Depuis cette décision désastreuse que rendait le gouvernement du Québec d’accepter ce projet négligent, mal monté, mal mené, mal orienté, mal encadré et inutilement destructeur, Eau Secours et Fondation Rivières, notamment – mais également avec le support indéfectible de nombreux.ses allié.es – ont entamé des démarches d’analyse de la décision rendue pour relever des lacunes graves dans les processus d’évaluation de ce projet. Ces démarches ont par ailleurs permis de relever combien la raison
d’être de la solution retenue est mal appuyée, combien l’analyse déposée est lacunaire, combien les instances gouvernementales, tant fédérale que provinciale, à un moment où à un autre, ont pu faire preuve de laxisme et combien il n’y a aucune urgence à aller de l’avant avec une telle solution précipitée et mal orientée. Nous tâcherons donc, ici, de faire la démonstration de l’historique particulier et hautement inquiétant qui caractérise le développement de la mine du lac Bloom. Nous enchaînerons avec les lacunes observées au niveau de l’analyse du projet et du processus décisionnel. Nous terminerons ensuite sur le manque évident de raisons valables justifiant le sacrifice inutile de ces lacs.

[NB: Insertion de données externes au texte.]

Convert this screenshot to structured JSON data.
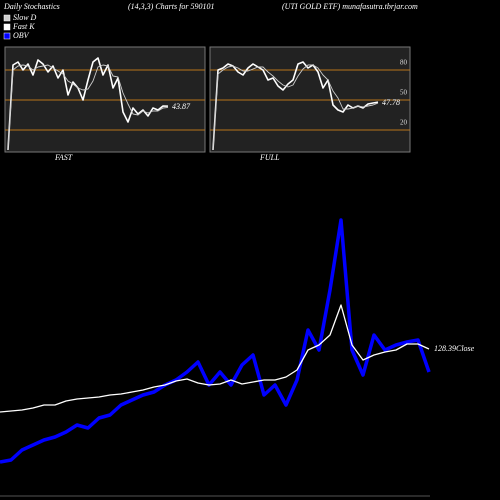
{
  "header": {
    "left": "Daily Stochastics",
    "center": "(14,3,3) Charts for 590101",
    "right": "(UTI GOLD ETF) munafasutra.tbrjar.com"
  },
  "chart_data": [
    {
      "type": "line",
      "label": "FAST",
      "ylim": [
        -2,
        103
      ],
      "yticks": [
        20,
        50,
        80
      ],
      "grid": true,
      "series": [
        {
          "name": "Fast K",
          "color": "#ffffff",
          "values": [
            0,
            85,
            88,
            80,
            86,
            75,
            90,
            86,
            78,
            84,
            72,
            80,
            55,
            68,
            62,
            50,
            70,
            88,
            92,
            75,
            85,
            62,
            72,
            38,
            28,
            42,
            36,
            40,
            34,
            42,
            40,
            44,
            43.87
          ]
        },
        {
          "name": "Slow D",
          "color": "#cccccc",
          "values": [
            0,
            80,
            84,
            85,
            84,
            80,
            83,
            84,
            85,
            82,
            79,
            76,
            69,
            66,
            62,
            60,
            61,
            69,
            83,
            85,
            84,
            74,
            73,
            57,
            46,
            36,
            35,
            39,
            37,
            39,
            39,
            42,
            42.6
          ]
        }
      ]
    },
    {
      "type": "line",
      "label": "FULL",
      "ylim": [
        -2,
        103
      ],
      "yticks": [
        20,
        50,
        80
      ],
      "grid": true,
      "series": [
        {
          "color": "#ffffff",
          "values": [
            0,
            80,
            82,
            86,
            84,
            78,
            75,
            82,
            86,
            83,
            80,
            70,
            72,
            64,
            60,
            66,
            70,
            86,
            88,
            82,
            85,
            78,
            62,
            70,
            45,
            40,
            38,
            45,
            42,
            44,
            42,
            46,
            47,
            47.78
          ]
        },
        {
          "color": "#cccccc",
          "values": [
            0,
            76,
            80,
            83,
            84,
            82,
            79,
            79,
            81,
            83,
            83,
            78,
            74,
            69,
            65,
            63,
            65,
            74,
            81,
            85,
            85,
            82,
            75,
            70,
            59,
            52,
            41,
            41,
            42,
            44,
            43,
            44,
            45,
            46.9
          ]
        }
      ]
    },
    {
      "type": "line",
      "annotation": "128.39Close",
      "ylim": [
        99.19,
        166.19
      ],
      "y2lim": [
        0,
        33500
      ],
      "series": [
        {
          "name": "OBV",
          "color": "#0000ff",
          "axis": "y2",
          "values": [
            3300,
            3500,
            4500,
            5000,
            5500,
            5800,
            6300,
            7000,
            6700,
            7700,
            8000,
            9000,
            9500,
            10000,
            10300,
            11000,
            11500,
            12300,
            13300,
            11000,
            12300,
            11000,
            13000,
            14000,
            10000,
            11000,
            9000,
            11500,
            16500,
            14500,
            20500,
            27500,
            14500,
            12000,
            16000,
            14500,
            15000,
            15300,
            15500,
            12300
          ]
        },
        {
          "color": "#ffffff",
          "values": [
            115.79,
            115.99,
            116.19,
            116.59,
            117.19,
            117.19,
            117.99,
            118.39,
            118.59,
            118.79,
            119.19,
            119.39,
            119.79,
            120.19,
            120.79,
            121.19,
            121.99,
            122.39,
            121.59,
            121.19,
            121.39,
            122.19,
            121.39,
            121.79,
            122.19,
            122.19,
            122.79,
            124.19,
            128.19,
            129.19,
            131.19,
            137.19,
            129.19,
            126.19,
            127.19,
            127.79,
            128.19,
            129.39,
            129.39,
            128.39
          ]
        }
      ]
    }
  ]
}
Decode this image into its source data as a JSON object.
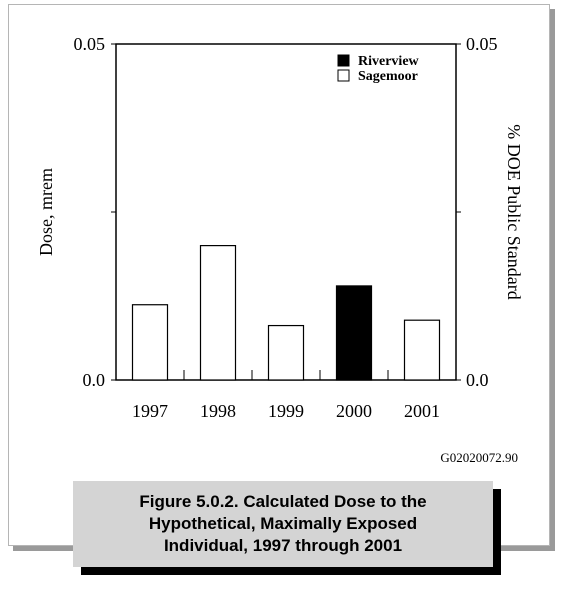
{
  "chart_data": {
    "type": "bar",
    "categories": [
      "1997",
      "1998",
      "1999",
      "2000",
      "2001"
    ],
    "series": [
      {
        "name": "Riverview",
        "color": "#000000",
        "values": [
          null,
          null,
          null,
          0.014,
          null
        ]
      },
      {
        "name": "Sagemoor",
        "color": "#ffffff",
        "values": [
          0.0112,
          0.02,
          0.0081,
          null,
          0.0089
        ]
      }
    ],
    "ylabel": "Dose, mrem",
    "y2label": "% DOE Public Standard",
    "ylim": [
      0,
      0.05
    ],
    "y_tick_labels": [
      "0.0",
      "0.05"
    ],
    "y2_tick_labels": [
      "0.0",
      "0.05"
    ],
    "legend_position": "top-right",
    "grid": false
  },
  "figure_code": "G02020072.90",
  "caption": {
    "lines": [
      "Figure 5.0.2.  Calculated Dose to the",
      "Hypothetical, Maximally Exposed",
      "Individual, 1997 through 2001"
    ]
  }
}
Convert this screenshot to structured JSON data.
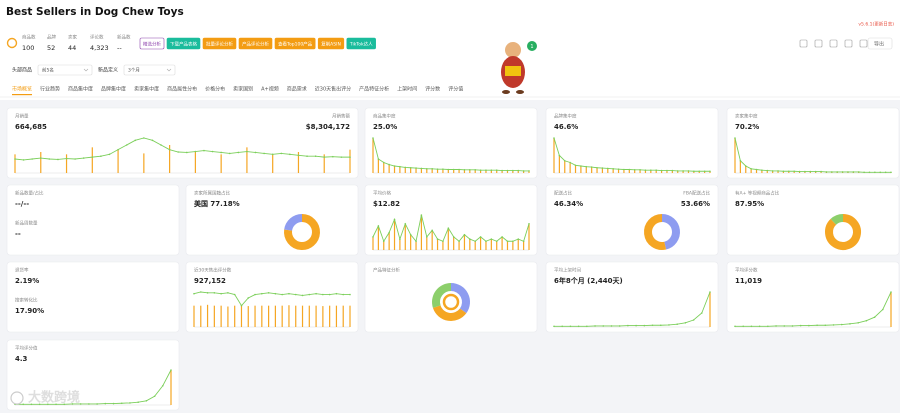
{
  "header": {
    "title": "Best Sellers in Dog Chew Toys",
    "version": "v5.6.1(更新日志)",
    "badge": "1",
    "export": "导出"
  },
  "stats": [
    {
      "label": "商品数",
      "value": "100"
    },
    {
      "label": "品牌",
      "value": "52"
    },
    {
      "label": "卖家",
      "value": "44"
    },
    {
      "label": "评论数",
      "value": "4,323"
    },
    {
      "label": "新品数",
      "value": "--"
    }
  ],
  "buttons": [
    "精选分析",
    "下载产品表格",
    "批量评论分析",
    "产品评论分析",
    "查看Top100产品",
    "复制ASIN",
    "TikTok达人"
  ],
  "filters": [
    {
      "label": "头部商品",
      "value": "前5名"
    },
    {
      "label": "新品定义",
      "value": "3个月"
    }
  ],
  "tabs": [
    "市场概览",
    "行业趋势",
    "商品集中度",
    "品牌集中度",
    "卖家集中度",
    "商品属性分布",
    "价格分布",
    "卖家国别",
    "A+视频",
    "商品需求",
    "近30天售出评分",
    "产品特征分析",
    "上架时间",
    "评分数",
    "评分值"
  ],
  "cards": [
    {
      "items": [
        {
          "label": "月销量",
          "value": "664,685"
        },
        {
          "label": "月销售额",
          "value": "$8,304,172"
        }
      ],
      "chart": {
        "bars": [
          40,
          0,
          0,
          45,
          0,
          0,
          40,
          0,
          0,
          55,
          0,
          0,
          50,
          0,
          0,
          42,
          0,
          0,
          60,
          0,
          0,
          45,
          0,
          0,
          40,
          0,
          0,
          55,
          0,
          0,
          40,
          0,
          0,
          45,
          0,
          0,
          40,
          0,
          0,
          50
        ],
        "line": [
          30,
          28,
          30,
          32,
          30,
          29,
          31,
          30,
          32,
          34,
          36,
          40,
          50,
          60,
          70,
          75,
          70,
          60,
          50,
          45,
          44,
          46,
          48,
          46,
          44,
          42,
          44,
          46,
          44,
          42,
          40,
          42,
          40,
          38,
          36,
          36,
          34,
          35,
          34,
          34
        ]
      }
    },
    {
      "items": [
        {
          "label": "商品集中度",
          "value": "25.0%"
        }
      ],
      "chart": {
        "bars": [
          100,
          40,
          30,
          24,
          20,
          18,
          16,
          15,
          14,
          13,
          12,
          12,
          11,
          11,
          10,
          10,
          10,
          9,
          9,
          9,
          8,
          8,
          8,
          8,
          7,
          7,
          7,
          7,
          6,
          6
        ],
        "line": [
          100,
          40,
          30,
          24,
          20,
          18,
          16,
          15,
          14,
          13,
          12,
          12,
          11,
          11,
          10,
          10,
          10,
          9,
          9,
          9,
          8,
          8,
          8,
          8,
          7,
          7,
          7,
          7,
          6,
          6
        ]
      }
    },
    {
      "items": [
        {
          "label": "品牌集中度",
          "value": "46.6%"
        }
      ],
      "chart": {
        "bars": [
          100,
          50,
          35,
          30,
          22,
          20,
          18,
          17,
          15,
          14,
          13,
          12,
          11,
          10,
          10,
          9,
          9,
          8,
          8,
          8,
          7,
          7,
          7,
          6,
          6,
          6,
          5,
          5,
          5,
          5
        ],
        "line": [
          100,
          50,
          35,
          30,
          22,
          20,
          18,
          17,
          15,
          14,
          13,
          12,
          11,
          10,
          10,
          9,
          9,
          8,
          8,
          8,
          7,
          7,
          7,
          6,
          6,
          6,
          5,
          5,
          5,
          5
        ]
      }
    },
    {
      "items": [
        {
          "label": "卖家集中度",
          "value": "70.2%"
        }
      ],
      "chart": {
        "bars": [
          100,
          35,
          20,
          12,
          10,
          8,
          7,
          6,
          6,
          5,
          5,
          5,
          4,
          4,
          4,
          4,
          4,
          3,
          3,
          3,
          3,
          3,
          3,
          3,
          2,
          2,
          2,
          2,
          2,
          2
        ],
        "line": [
          100,
          35,
          20,
          12,
          10,
          8,
          7,
          6,
          6,
          5,
          5,
          5,
          4,
          4,
          4,
          4,
          4,
          3,
          3,
          3,
          3,
          3,
          3,
          3,
          2,
          2,
          2,
          2,
          2,
          2
        ]
      }
    },
    {
      "items": [
        {
          "label": "新品数量/占比",
          "value": "--/--"
        },
        {
          "label": "新品周数量",
          "value": "--"
        }
      ]
    },
    {
      "items": [
        {
          "label": "卖家所属国籍占比",
          "value": "美国   77.18%"
        }
      ],
      "chart": {
        "slices": [
          {
            "value": 77.18,
            "color": "#f5a623"
          },
          {
            "value": 22.82,
            "color": "#8e9cf0"
          }
        ]
      }
    },
    {
      "items": [
        {
          "label": "平均价格",
          "value": "$12.82"
        }
      ],
      "chart": {
        "bars": [
          30,
          55,
          20,
          40,
          70,
          25,
          60,
          35,
          20,
          80,
          30,
          45,
          25,
          20,
          50,
          30,
          20,
          35,
          25,
          20,
          30,
          20,
          25,
          20,
          30,
          20,
          20,
          25,
          20,
          60
        ],
        "line": [
          30,
          55,
          20,
          40,
          70,
          25,
          60,
          35,
          20,
          80,
          30,
          45,
          25,
          20,
          50,
          30,
          20,
          35,
          25,
          20,
          30,
          20,
          25,
          20,
          30,
          20,
          20,
          25,
          20,
          60
        ]
      }
    },
    {
      "items": [
        {
          "label": "配送占比",
          "value": "46.34%"
        },
        {
          "label": "FBA配送占比",
          "value": "53.66%"
        }
      ],
      "chart": {
        "slices": [
          {
            "value": 46.34,
            "color": "#8e9cf0"
          },
          {
            "value": 53.66,
            "color": "#f5a623"
          }
        ]
      }
    },
    {
      "items": [
        {
          "label": "有A+ 等视频商品占比",
          "value": "87.95%"
        }
      ],
      "chart": {
        "slices": [
          {
            "value": 87.95,
            "color": "#f5a623"
          },
          {
            "value": 12.05,
            "color": "#8ccf6b"
          }
        ]
      }
    },
    {
      "items": [
        {
          "label": "退货率",
          "value": "2.19%"
        },
        {
          "label": "搜索转化比",
          "value": "17.90%"
        }
      ]
    },
    {
      "items": [
        {
          "label": "近30天售出评分数",
          "value": "927,152"
        }
      ],
      "chart": {
        "bars": [
          50,
          50,
          52,
          50,
          50,
          48,
          50,
          50,
          49,
          50,
          50,
          50,
          50,
          50,
          51,
          50,
          50,
          50,
          50,
          49,
          50,
          50,
          50,
          50
        ],
        "line": [
          78,
          82,
          80,
          80,
          78,
          80,
          76,
          50,
          68,
          76,
          78,
          80,
          78,
          76,
          78,
          76,
          74,
          76,
          78,
          76,
          76,
          78,
          76,
          76
        ]
      }
    },
    {
      "items": [
        {
          "label": "产品特征分析",
          "value": ""
        }
      ],
      "chart": {
        "slices": [
          {
            "value": 35,
            "color": "#8e9cf0"
          },
          {
            "value": 35,
            "color": "#f5a623"
          },
          {
            "value": 30,
            "color": "#8ccf6b"
          }
        ]
      }
    },
    {
      "items": [
        {
          "label": "平均上架时间",
          "value": "6年8个月 (2,440天)"
        }
      ],
      "chart": {
        "bars": [
          0,
          0,
          0,
          0,
          0,
          0,
          0,
          0,
          0,
          0,
          0,
          0,
          0,
          0,
          0,
          0,
          0,
          0,
          0,
          100
        ],
        "line": [
          2,
          2,
          2,
          2,
          2,
          3,
          3,
          3,
          3,
          4,
          4,
          4,
          5,
          5,
          6,
          8,
          12,
          20,
          40,
          100
        ]
      }
    },
    {
      "items": [
        {
          "label": "平均评分数",
          "value": "11,019"
        }
      ],
      "chart": {
        "bars": [
          0,
          0,
          0,
          0,
          0,
          0,
          0,
          0,
          0,
          0,
          0,
          0,
          0,
          0,
          0,
          0,
          0,
          0,
          0,
          100
        ],
        "line": [
          2,
          2,
          2,
          2,
          2,
          3,
          3,
          3,
          4,
          4,
          5,
          5,
          6,
          7,
          9,
          12,
          18,
          28,
          50,
          100
        ]
      }
    },
    {
      "items": [
        {
          "label": "平均评分值",
          "value": "4.3"
        }
      ],
      "chart": {
        "bars": [
          0,
          0,
          0,
          0,
          0,
          0,
          0,
          0,
          0,
          0,
          0,
          0,
          0,
          0,
          0,
          0,
          0,
          0,
          0,
          100
        ],
        "line": [
          2,
          2,
          2,
          2,
          2,
          2,
          2,
          3,
          3,
          3,
          3,
          4,
          4,
          5,
          6,
          8,
          12,
          25,
          55,
          100
        ]
      }
    }
  ],
  "watermark": "大数跨境"
}
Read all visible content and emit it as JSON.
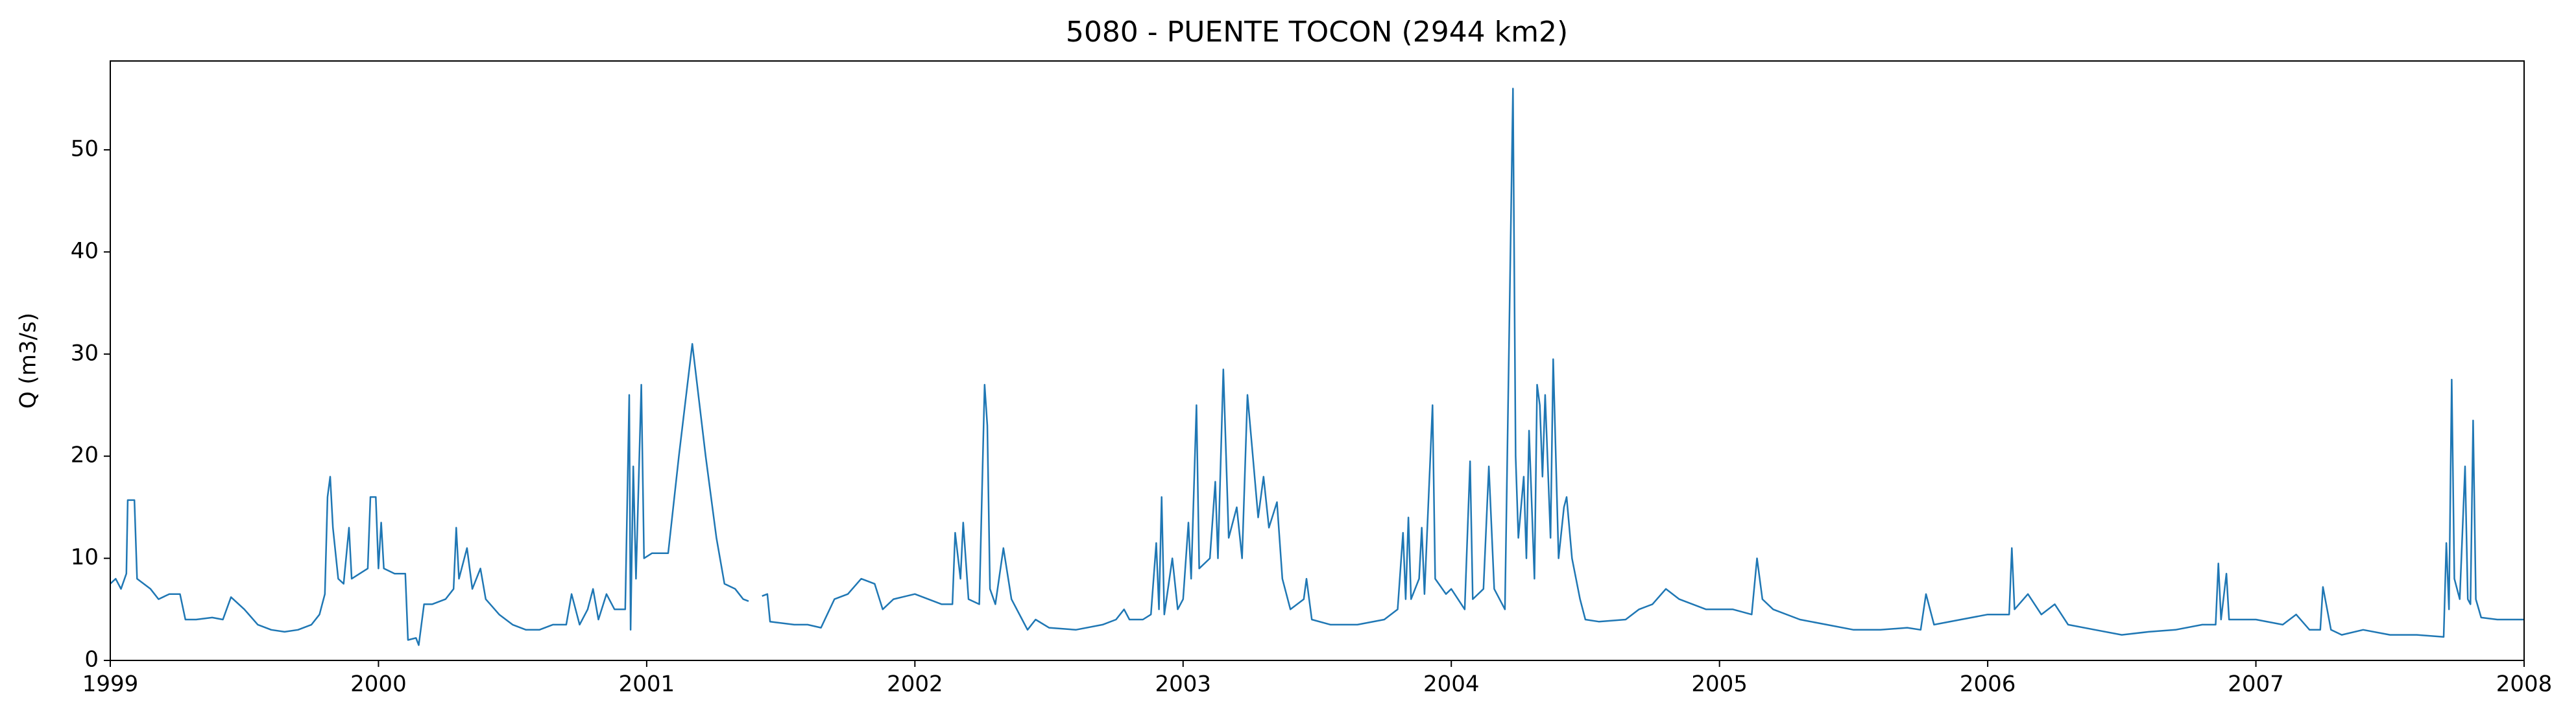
{
  "chart_data": {
    "type": "line",
    "title": "5080 - PUENTE TOCON (2944 km2)",
    "y_label": "Q (m3/s)",
    "color": "#1f77b4",
    "x": [
      1999.0,
      1999.02,
      1999.04,
      1999.06,
      1999.065,
      1999.09,
      1999.1,
      1999.15,
      1999.18,
      1999.22,
      1999.26,
      1999.28,
      1999.32,
      1999.38,
      1999.42,
      1999.45,
      1999.5,
      1999.55,
      1999.6,
      1999.65,
      1999.7,
      1999.75,
      1999.78,
      1999.8,
      1999.81,
      1999.82,
      1999.83,
      1999.85,
      1999.87,
      1999.89,
      1999.9,
      1999.93,
      1999.96,
      1999.97,
      1999.99,
      2000.0,
      2000.01,
      2000.02,
      2000.06,
      2000.1,
      2000.11,
      2000.14,
      2000.15,
      2000.17,
      2000.2,
      2000.25,
      2000.28,
      2000.29,
      2000.3,
      2000.33,
      2000.35,
      2000.38,
      2000.4,
      2000.45,
      2000.5,
      2000.55,
      2000.6,
      2000.65,
      2000.7,
      2000.72,
      2000.75,
      2000.78,
      2000.8,
      2000.82,
      2000.85,
      2000.88,
      2000.9,
      2000.92,
      2000.935,
      2000.94,
      2000.95,
      2000.96,
      2000.98,
      2000.99,
      2001.02,
      2001.08,
      2001.12,
      2001.17,
      2001.22,
      2001.26,
      2001.29,
      2001.33,
      2001.36,
      2001.38,
      2001.4,
      2001.43,
      2001.45,
      2001.46,
      2001.55,
      2001.6,
      2001.65,
      2001.7,
      2001.75,
      2001.8,
      2001.85,
      2001.88,
      2001.92,
      2002.0,
      2002.05,
      2002.1,
      2002.14,
      2002.15,
      2002.17,
      2002.18,
      2002.2,
      2002.24,
      2002.26,
      2002.27,
      2002.28,
      2002.3,
      2002.33,
      2002.36,
      2002.4,
      2002.42,
      2002.45,
      2002.5,
      2002.6,
      2002.7,
      2002.75,
      2002.78,
      2002.8,
      2002.85,
      2002.88,
      2002.9,
      2002.91,
      2002.92,
      2002.93,
      2002.96,
      2002.98,
      2003.0,
      2003.02,
      2003.03,
      2003.05,
      2003.06,
      2003.1,
      2003.12,
      2003.13,
      2003.15,
      2003.17,
      2003.2,
      2003.22,
      2003.24,
      2003.26,
      2003.28,
      2003.3,
      2003.32,
      2003.35,
      2003.37,
      2003.4,
      2003.45,
      2003.46,
      2003.48,
      2003.55,
      2003.65,
      2003.75,
      2003.8,
      2003.82,
      2003.83,
      2003.84,
      2003.85,
      2003.88,
      2003.89,
      2003.9,
      2003.93,
      2003.94,
      2003.98,
      2004.0,
      2004.05,
      2004.07,
      2004.08,
      2004.12,
      2004.14,
      2004.16,
      2004.2,
      2004.23,
      2004.24,
      2004.25,
      2004.27,
      2004.28,
      2004.29,
      2004.31,
      2004.32,
      2004.33,
      2004.34,
      2004.35,
      2004.37,
      2004.38,
      2004.4,
      2004.42,
      2004.43,
      2004.45,
      2004.48,
      2004.5,
      2004.55,
      2004.65,
      2004.7,
      2004.75,
      2004.8,
      2004.85,
      2004.9,
      2004.95,
      2005.05,
      2005.12,
      2005.14,
      2005.16,
      2005.2,
      2005.3,
      2005.4,
      2005.5,
      2005.6,
      2005.7,
      2005.75,
      2005.77,
      2005.8,
      2005.9,
      2006.0,
      2006.08,
      2006.09,
      2006.1,
      2006.15,
      2006.2,
      2006.25,
      2006.3,
      2006.4,
      2006.5,
      2006.6,
      2006.7,
      2006.8,
      2006.85,
      2006.86,
      2006.87,
      2006.89,
      2006.9,
      2007.0,
      2007.1,
      2007.15,
      2007.2,
      2007.24,
      2007.25,
      2007.28,
      2007.32,
      2007.4,
      2007.5,
      2007.6,
      2007.7,
      2007.71,
      2007.72,
      2007.73,
      2007.74,
      2007.76,
      2007.78,
      2007.79,
      2007.8,
      2007.81,
      2007.82,
      2007.84,
      2007.9,
      2008.0
    ],
    "values": [
      7.5,
      8,
      7,
      8.5,
      15.7,
      15.7,
      8,
      7,
      6,
      6.5,
      6.5,
      4,
      4,
      4.2,
      4,
      6.2,
      5,
      3.5,
      3,
      2.8,
      3,
      3.5,
      4.5,
      6.5,
      16,
      18,
      13,
      8,
      7.5,
      13,
      8,
      8.5,
      9,
      16,
      16,
      9,
      13.5,
      9,
      8.5,
      8.5,
      2,
      2.2,
      1.5,
      5.5,
      5.5,
      6,
      7,
      13,
      8,
      11,
      7,
      9,
      6,
      4.5,
      3.5,
      3,
      3,
      3.5,
      3.5,
      6.5,
      3.5,
      5,
      7,
      4,
      6.5,
      5,
      5,
      5,
      26,
      3,
      19,
      8,
      27,
      10,
      10.5,
      10.5,
      20,
      31,
      20,
      12,
      7.5,
      7,
      6,
      5.8,
      null,
      6.3,
      6.5,
      3.8,
      3.5,
      3.5,
      3.2,
      6,
      6.5,
      8,
      7.5,
      5,
      6,
      6.5,
      6,
      5.5,
      5.5,
      12.5,
      8,
      13.5,
      6,
      5.5,
      27,
      23,
      7,
      5.5,
      11,
      6,
      4,
      3,
      4,
      3.2,
      3,
      3.5,
      4,
      5,
      4,
      4,
      4.5,
      11.5,
      5,
      16,
      4.5,
      10,
      5,
      6,
      13.5,
      8,
      25,
      9,
      10,
      17.5,
      10,
      28.5,
      12,
      15,
      10,
      26,
      20,
      14,
      18,
      13,
      15.5,
      8,
      5,
      6,
      8,
      4,
      3.5,
      3.5,
      4,
      5,
      12.5,
      6,
      14,
      6,
      8,
      13,
      6.5,
      25,
      8,
      6.5,
      7,
      5,
      19.5,
      6,
      7,
      19,
      7,
      5,
      56,
      20,
      12,
      18,
      10,
      22.5,
      8,
      27,
      25,
      18,
      26,
      12,
      29.5,
      10,
      15,
      16,
      10,
      6,
      4,
      3.8,
      4,
      5,
      5.5,
      7,
      6,
      5.5,
      5,
      5,
      4.5,
      10,
      6,
      5,
      4,
      3.5,
      3,
      3,
      3.2,
      3,
      6.5,
      3.5,
      4,
      4.5,
      4.5,
      11,
      5,
      6.5,
      4.5,
      5.5,
      3.5,
      3,
      2.5,
      2.8,
      3,
      3.5,
      3.5,
      9.5,
      4,
      8.5,
      4,
      4,
      3.5,
      4.5,
      3,
      3,
      7.2,
      3,
      2.5,
      3,
      2.5,
      2.5,
      2.3,
      11.5,
      5,
      27.5,
      8,
      6,
      19,
      6,
      5.5,
      23.5,
      6,
      4.2,
      4,
      4
    ],
    "xlim": [
      1999,
      2008
    ],
    "xticks": [
      1999,
      2000,
      2001,
      2002,
      2003,
      2004,
      2005,
      2006,
      2007,
      2008
    ],
    "ylim": [
      0,
      58.7
    ],
    "yticks": [
      0,
      10,
      20,
      30,
      40,
      50
    ]
  }
}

Quelques points additionnels viendront appuyer l’ensemble de nos démarches et réflexions. Le mémoire passé d’Eau Secours, déposé au BAPE tenu en 2020, est disponible en Annexe du présent mémoire. Se trouve également, à sa suite, une revue de presse non exhaustive faisant état de la précarité de l’eau au Québec comme ailleurs dans le monde et illustrant combien l’eau n’est pas cette ressource infinie de laquelle on peut disposer comme bon nous semble – contrairement à certaines idées reçues voulant
qu’elle soit infinie et infiniment renouvelable. Enfin, également en annexe, se trouve joint un texte rédigé par Raymond Lemieux, journaliste, et faisant état du processus douteux encadrant l’analyse et la prise de décisions concernant le développement de cette mine de fer.
En résumé, nos principales revendications
- Refuser la demande du promoteur de sacrifier des lacs pour l’entreposage de ses déchets miniers;
- Exiger du promoteur qu’il développe et applique une solution de rechange à l’entreposage de ses déchets miniers ne sacrifiant aucun lac, de même que des scénarios sérieux de remblaiement des fosses afin de limiter au maximum l’impact de l’entreposage de déchets hors de ces fosses;
- Accorder un délai supplémentaire à la société civile pour soumettre de la documentation et des avis, dans l’objectif avoué de permettre l’aboutissement de démarches entamées par les organismes Fondation Rivières et Eau Secours auprès du ministère provincial des Ressources Naturelles et des Forêts. Ces informations que nos organismes espèrent pouvoir obtenir par voie d’accès à l’information vous seront, pour leur part, transmises sans délai dès lors que nous les obtiendrons;
- Tenir compte du laxisme au niveau des évaluations et des autorisations dont ont historiquement bénéficié les différents propriétaires de la mine du lac Bloom;
- Tenir compte des lacunes relevées dans les analyses dont les différents projets d’expansion de la mine du lac Bloom ont bénéficiés, facilitant leur acceptation.